Ausdrücklich erwünscht sind Links. Interne Links sowieso, aber auch Links zu externen Nachrichtenquellen oder weiterführenden Webseiten sind eher günstig.
Wie es scheint, ist der Begriff “/news/” z.B. in der URL sinnvoll.
Google News wünscht sich ausdrücklich so etwas wie eine Stichzeile, also Datum und Ort am Anfang des Artikels oder als erste Begriffe des ersten Textblocks. Und zwar maschinenlesbar, also wenn möglich sogar nach schema.org ausgezeichnet. Dies dient der zeitlichen und räumlichen Einordnung. Wenn dies gewünscht ist (z.B. für rein regionale News oder wenn es ein “Ablaufdatum” gibt) sollte es verwendet werden.

Welche Rolle die Verlinkung spielt

Eingehende Links sind natürlich wichtig. Hierbei spielt die Domainpopularität eine relativ große Rolle. Die Verlinkung einer einzelnen News kann bei dem schnellen Zeitablauf allerdings nur begrenzt beachtet werden.

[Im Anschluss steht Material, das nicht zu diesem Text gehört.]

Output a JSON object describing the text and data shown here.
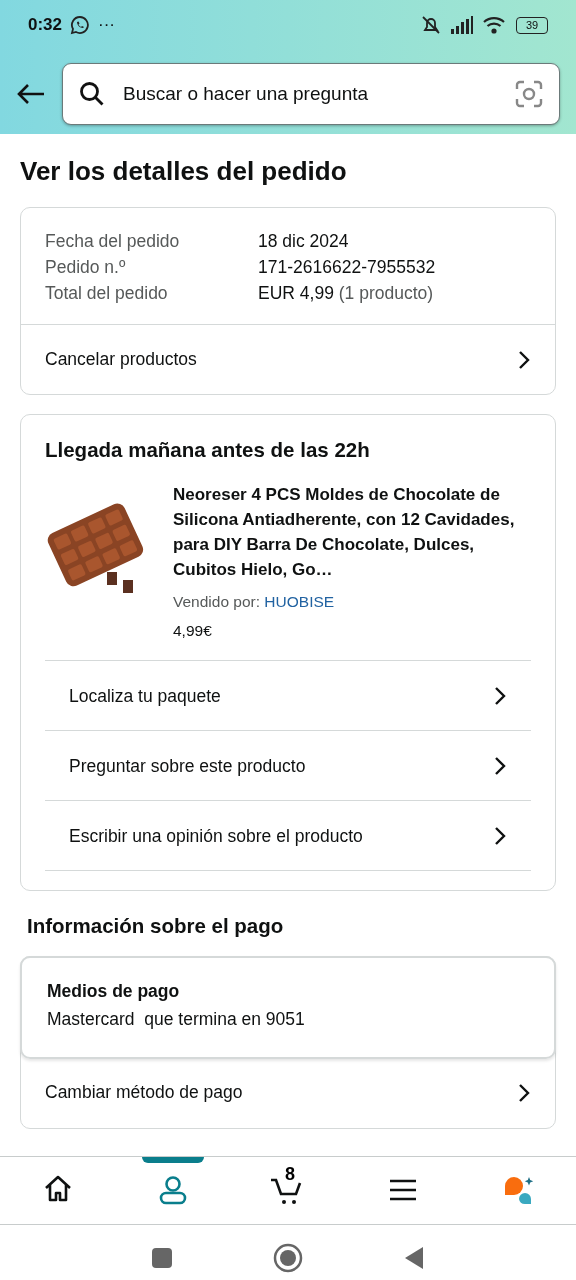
{
  "status_bar": {
    "time": "0:32",
    "notifications": "···",
    "battery": "39"
  },
  "search": {
    "placeholder": "Buscar o hacer una pregunta"
  },
  "page_title": "Ver los detalles del pedido",
  "order_summary": {
    "rows": [
      {
        "label": "Fecha del pedido",
        "value": "18 dic 2024",
        "note": ""
      },
      {
        "label": "Pedido n.º",
        "value": "171-2616622-7955532",
        "note": ""
      },
      {
        "label": "Total del pedido",
        "value": "EUR 4,99",
        "note": "(1 producto)"
      }
    ],
    "action": "Cancelar productos"
  },
  "shipment": {
    "heading": "Llegada mañana antes de las 22h",
    "product": {
      "title": "Neoreser 4 PCS Moldes de Chocolate de Silicona Antiadherente, con 12 Cavidades, para DIY Barra De Chocolate, Dulces, Cubitos Hielo, Go…",
      "seller_label": "Vendido por:",
      "seller": "HUOBISE",
      "price": "4,99€"
    },
    "actions": [
      "Localiza tu paquete",
      "Preguntar sobre este producto",
      "Escribir una opinión sobre el producto"
    ]
  },
  "payment": {
    "heading": "Información sobre el pago",
    "method_label": "Medios de pago",
    "method": "Mastercard  que termina en 9051",
    "action": "Cambiar método de pago"
  },
  "bottom_nav": [
    {
      "kind": "home",
      "selected": false
    },
    {
      "kind": "account",
      "selected": true
    },
    {
      "kind": "cart",
      "selected": false,
      "count": "8"
    },
    {
      "kind": "menu",
      "selected": false
    },
    {
      "kind": "assistant",
      "selected": false
    }
  ]
}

Wird ein News-Artikel mehrfach als Referenz für andere Artikel angegeben, erhält er allerdings ein höheres Ranking. Und: Es kann darüber spekuliert werden, ob sich die Deep-Verlinkung zurückliegender News auswirkt. Gibt es etwa einige News, auf die damals fleißig referenziert wurde, schlägt sich das auf die Beurteilung neuer News durch….

Tatsächlich spielten aber Links für die Optimierung von Google News eine zum “normalen” Info-Index ein untergeordnete Rolle.

Der Zeitpunkt der Veröffentlichung

Wie schnell wird die News von Google indiziert? Schon nach 10 Minuten können News in Google News und damit auch in den regulären Suchergebnissen erscheinen. Mit ein wenig Unterstützung durch Twitter kann man dies als Nachrichtenquelle ein wenig beschleunigen. Wirklich wahr.

Die Ranking-Faktoren im “Article Ranking”

Die wichtigsten Faktoren für eine gute Position sind

Trust der Nachrichtenseite: Dieser ist abhängig von einer Einstufung durch Google (durchaus auch manuell) und den Backlinks die auf die Seite zeigen. Außerdem ist das Klickverhalten der User allgemein auf diese Newsseite ein Faktor.
Onsite-Optimierung der News: Passen die Keywords zu einem “Story Ranking”?
Wird die News geklickt? Mindestens für die Dauer, wie lange eine News prominent angezeigt wird, ist dies der vermutlich wichtigste Faktor. Wird die News geklickt, bleibt sie, wird sie nicht geklickt, fliegt sie raus.
Technische Voraussetzungen

Alle News werden durch eine News-Sitemap an Google gemeldet. Gerne crawlt der Robot auch selber – aber man hat die Situation besser unter Kontrolle, wenn man seine News nur via Sitemap meldet. Dies kann man beantragen.
Die URL eines jeden Beitrags beinhaltet eine mindestens dreistellige, fortlaufende ID. Dies ist nicht mehr unbedingt notwendig. Aber stört auch nicht…
Eine Redaktion ist wichtig. Es gibt offensichtlich mehr als drei Personen, die News erstellen.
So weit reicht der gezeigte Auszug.